We like to think we are beyond the ages that raided Jewish conclaves or hanged Goody Bishop. We’re more reasonable. We’re civilized. But the blood libel lives on, saying, “Use only emotion. These people are animals.” There are horrible people in the world, doing truly horrible things. Dark, shocking things. But when stories of those evil things sound highly coordinated, lack physical evidence, and seamlessly align with existing prejudices, then they are probably not true. It’s the same old lie, updated and rebranded, trying to get us to clutch our pearls and pitchforks.

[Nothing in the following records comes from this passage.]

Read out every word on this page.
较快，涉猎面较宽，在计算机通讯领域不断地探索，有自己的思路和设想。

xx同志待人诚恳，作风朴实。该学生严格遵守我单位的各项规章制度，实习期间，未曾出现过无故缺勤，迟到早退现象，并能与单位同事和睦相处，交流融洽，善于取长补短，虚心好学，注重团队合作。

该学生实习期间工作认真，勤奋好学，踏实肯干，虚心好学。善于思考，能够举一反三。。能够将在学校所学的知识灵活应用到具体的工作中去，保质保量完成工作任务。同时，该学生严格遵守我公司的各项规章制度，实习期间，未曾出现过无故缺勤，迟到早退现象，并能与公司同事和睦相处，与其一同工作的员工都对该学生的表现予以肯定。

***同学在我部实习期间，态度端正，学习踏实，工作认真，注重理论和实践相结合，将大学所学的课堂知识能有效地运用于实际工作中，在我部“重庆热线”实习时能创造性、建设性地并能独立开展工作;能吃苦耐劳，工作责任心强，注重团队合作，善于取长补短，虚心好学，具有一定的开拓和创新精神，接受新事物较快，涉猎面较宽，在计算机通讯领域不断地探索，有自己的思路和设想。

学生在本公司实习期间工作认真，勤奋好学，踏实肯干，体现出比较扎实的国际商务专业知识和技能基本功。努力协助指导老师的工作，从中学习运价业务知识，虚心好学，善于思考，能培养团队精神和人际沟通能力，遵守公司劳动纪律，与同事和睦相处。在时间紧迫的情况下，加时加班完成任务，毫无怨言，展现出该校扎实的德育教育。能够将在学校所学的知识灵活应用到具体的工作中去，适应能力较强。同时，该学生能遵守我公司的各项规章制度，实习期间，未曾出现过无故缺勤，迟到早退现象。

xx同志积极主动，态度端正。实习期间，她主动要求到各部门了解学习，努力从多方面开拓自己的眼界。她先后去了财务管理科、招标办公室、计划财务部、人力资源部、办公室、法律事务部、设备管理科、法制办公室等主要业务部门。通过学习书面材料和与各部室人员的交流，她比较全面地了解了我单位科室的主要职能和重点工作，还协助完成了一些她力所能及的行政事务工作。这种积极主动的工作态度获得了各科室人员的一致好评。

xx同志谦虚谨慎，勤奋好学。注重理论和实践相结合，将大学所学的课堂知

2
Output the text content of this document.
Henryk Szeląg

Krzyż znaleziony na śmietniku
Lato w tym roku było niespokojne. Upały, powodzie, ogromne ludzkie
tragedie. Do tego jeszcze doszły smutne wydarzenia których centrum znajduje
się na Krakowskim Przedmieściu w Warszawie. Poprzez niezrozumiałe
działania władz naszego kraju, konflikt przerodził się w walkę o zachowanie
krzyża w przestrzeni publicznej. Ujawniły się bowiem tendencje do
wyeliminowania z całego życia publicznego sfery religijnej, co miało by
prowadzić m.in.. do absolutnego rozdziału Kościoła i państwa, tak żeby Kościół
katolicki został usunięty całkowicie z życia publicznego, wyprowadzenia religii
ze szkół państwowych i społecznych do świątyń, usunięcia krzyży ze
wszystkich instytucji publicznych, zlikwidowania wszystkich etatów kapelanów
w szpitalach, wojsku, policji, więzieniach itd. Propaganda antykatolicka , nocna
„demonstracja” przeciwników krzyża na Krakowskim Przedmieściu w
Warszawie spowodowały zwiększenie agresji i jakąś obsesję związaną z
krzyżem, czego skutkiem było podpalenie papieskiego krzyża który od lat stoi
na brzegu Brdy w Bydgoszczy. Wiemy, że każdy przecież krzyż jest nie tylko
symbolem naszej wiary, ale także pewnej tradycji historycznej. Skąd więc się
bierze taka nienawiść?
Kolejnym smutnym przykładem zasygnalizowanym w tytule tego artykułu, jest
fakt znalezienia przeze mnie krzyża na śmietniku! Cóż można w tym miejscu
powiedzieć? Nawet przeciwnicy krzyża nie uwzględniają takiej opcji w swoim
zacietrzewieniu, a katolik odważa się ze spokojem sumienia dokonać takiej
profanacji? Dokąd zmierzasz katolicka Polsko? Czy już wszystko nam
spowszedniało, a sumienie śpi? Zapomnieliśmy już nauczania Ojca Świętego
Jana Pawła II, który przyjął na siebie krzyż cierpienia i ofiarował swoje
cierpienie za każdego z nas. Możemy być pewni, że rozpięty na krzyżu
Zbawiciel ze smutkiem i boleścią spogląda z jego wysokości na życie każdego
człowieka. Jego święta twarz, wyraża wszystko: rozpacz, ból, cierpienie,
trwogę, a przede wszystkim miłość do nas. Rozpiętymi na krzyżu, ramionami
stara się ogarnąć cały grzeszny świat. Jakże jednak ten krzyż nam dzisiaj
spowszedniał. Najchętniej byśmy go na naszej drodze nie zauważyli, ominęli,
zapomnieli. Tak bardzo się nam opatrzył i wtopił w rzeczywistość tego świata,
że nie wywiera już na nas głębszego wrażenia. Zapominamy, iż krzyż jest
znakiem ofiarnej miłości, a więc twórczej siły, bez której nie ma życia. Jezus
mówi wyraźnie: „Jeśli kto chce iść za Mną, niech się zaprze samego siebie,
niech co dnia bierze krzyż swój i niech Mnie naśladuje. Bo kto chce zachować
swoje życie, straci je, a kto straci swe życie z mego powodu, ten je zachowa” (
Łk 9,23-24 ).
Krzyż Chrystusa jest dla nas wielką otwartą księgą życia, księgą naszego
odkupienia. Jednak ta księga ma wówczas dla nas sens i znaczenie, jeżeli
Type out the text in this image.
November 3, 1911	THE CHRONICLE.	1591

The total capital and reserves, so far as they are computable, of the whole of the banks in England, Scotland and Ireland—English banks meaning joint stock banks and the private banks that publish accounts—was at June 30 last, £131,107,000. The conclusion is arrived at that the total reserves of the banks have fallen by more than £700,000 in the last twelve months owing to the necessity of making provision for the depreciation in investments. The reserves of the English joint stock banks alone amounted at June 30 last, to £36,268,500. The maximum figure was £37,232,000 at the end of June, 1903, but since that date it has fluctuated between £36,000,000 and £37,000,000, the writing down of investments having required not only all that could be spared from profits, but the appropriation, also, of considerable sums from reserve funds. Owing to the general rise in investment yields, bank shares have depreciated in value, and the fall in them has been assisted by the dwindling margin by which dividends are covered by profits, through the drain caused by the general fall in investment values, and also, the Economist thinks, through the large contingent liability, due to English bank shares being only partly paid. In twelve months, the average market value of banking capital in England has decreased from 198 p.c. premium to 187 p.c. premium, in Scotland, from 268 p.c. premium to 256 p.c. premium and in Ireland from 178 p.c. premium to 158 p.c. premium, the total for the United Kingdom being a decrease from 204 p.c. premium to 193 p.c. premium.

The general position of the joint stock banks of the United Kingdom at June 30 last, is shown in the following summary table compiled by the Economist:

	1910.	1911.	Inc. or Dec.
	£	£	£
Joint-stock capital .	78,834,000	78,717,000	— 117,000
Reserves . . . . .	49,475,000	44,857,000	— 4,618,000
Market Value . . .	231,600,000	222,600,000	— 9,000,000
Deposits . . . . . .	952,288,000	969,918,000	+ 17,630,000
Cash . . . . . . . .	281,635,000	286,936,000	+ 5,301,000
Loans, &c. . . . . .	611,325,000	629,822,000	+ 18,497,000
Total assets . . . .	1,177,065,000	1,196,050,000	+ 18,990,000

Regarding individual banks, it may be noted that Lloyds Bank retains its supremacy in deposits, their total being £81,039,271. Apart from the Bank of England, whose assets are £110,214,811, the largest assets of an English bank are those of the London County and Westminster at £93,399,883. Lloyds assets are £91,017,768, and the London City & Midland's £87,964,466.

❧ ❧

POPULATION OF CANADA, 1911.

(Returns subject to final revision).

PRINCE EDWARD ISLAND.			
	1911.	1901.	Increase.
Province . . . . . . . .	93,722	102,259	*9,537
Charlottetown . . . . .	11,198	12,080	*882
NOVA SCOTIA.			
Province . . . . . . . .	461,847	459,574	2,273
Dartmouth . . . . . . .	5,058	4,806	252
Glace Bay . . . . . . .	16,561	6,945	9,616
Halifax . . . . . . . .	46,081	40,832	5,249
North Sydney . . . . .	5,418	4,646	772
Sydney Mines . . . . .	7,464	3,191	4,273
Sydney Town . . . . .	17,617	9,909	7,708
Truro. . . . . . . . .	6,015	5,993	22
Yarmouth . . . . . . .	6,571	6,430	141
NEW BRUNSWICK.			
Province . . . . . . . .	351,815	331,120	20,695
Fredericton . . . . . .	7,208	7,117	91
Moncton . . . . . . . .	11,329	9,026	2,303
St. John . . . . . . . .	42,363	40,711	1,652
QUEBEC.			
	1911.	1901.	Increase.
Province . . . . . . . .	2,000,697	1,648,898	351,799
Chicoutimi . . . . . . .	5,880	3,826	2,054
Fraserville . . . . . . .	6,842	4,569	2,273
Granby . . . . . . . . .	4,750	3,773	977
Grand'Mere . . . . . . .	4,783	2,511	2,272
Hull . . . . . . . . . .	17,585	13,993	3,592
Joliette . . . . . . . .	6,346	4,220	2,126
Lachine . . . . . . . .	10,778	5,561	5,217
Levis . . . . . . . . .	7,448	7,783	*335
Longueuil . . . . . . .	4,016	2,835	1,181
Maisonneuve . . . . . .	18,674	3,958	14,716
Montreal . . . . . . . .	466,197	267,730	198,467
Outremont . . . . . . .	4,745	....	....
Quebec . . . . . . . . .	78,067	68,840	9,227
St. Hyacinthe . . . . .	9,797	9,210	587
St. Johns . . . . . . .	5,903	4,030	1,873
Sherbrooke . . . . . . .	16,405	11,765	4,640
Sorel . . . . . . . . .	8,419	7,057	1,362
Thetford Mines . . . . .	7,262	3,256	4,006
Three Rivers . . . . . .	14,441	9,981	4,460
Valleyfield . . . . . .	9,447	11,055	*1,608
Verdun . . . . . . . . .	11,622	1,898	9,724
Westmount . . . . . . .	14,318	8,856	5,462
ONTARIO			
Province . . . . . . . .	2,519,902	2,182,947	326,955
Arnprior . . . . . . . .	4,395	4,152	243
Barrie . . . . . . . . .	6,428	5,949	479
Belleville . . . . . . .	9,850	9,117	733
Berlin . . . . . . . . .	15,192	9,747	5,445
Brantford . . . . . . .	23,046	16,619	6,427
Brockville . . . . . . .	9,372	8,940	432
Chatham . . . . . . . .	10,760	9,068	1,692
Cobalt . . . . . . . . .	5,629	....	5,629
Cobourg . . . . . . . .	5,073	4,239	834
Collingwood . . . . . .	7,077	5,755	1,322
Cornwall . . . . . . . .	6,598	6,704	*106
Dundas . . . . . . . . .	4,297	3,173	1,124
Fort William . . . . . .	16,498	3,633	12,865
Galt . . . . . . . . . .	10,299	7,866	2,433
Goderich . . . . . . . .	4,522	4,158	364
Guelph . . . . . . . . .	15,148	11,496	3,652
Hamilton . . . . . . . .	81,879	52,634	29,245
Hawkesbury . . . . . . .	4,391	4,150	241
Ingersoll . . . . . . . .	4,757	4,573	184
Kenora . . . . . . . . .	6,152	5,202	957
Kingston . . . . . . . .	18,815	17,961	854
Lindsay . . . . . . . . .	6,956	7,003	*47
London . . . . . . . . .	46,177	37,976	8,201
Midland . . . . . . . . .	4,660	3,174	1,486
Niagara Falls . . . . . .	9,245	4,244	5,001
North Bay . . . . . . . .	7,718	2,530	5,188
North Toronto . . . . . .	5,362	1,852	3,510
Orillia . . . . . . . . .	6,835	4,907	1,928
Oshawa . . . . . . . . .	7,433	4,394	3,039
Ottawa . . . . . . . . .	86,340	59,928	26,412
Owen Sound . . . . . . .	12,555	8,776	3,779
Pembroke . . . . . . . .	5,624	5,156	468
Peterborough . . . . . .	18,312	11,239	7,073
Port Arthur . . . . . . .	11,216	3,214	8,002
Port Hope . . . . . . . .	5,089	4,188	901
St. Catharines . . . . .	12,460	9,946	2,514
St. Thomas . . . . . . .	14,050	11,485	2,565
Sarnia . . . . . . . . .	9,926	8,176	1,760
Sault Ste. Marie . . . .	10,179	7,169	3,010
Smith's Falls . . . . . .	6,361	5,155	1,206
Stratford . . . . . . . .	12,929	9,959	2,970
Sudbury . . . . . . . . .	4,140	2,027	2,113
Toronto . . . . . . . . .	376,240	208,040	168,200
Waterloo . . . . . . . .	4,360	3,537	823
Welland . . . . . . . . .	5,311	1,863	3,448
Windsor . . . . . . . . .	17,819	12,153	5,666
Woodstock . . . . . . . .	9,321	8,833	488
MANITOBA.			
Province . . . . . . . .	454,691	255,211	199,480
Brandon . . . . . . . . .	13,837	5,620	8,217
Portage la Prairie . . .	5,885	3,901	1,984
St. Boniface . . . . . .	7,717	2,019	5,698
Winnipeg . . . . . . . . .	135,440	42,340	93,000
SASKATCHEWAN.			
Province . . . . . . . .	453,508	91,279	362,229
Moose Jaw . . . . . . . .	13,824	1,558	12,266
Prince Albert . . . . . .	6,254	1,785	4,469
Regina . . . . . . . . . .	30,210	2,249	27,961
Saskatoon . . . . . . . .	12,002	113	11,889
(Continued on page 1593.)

In buying into blood libel, we become the ones committing human sacrifice, offering up innocent victims in the name of saving other non-existent victims. The dark stories appeal to our own dark natures. We want all the gory details in order to vilify someone else. We ignore the real evils of the day for the scandalous, shiny conspiracies. We lose our reason and compassion. We are not the knight riding into save the day but a pawn in a calculated, prejudiced game.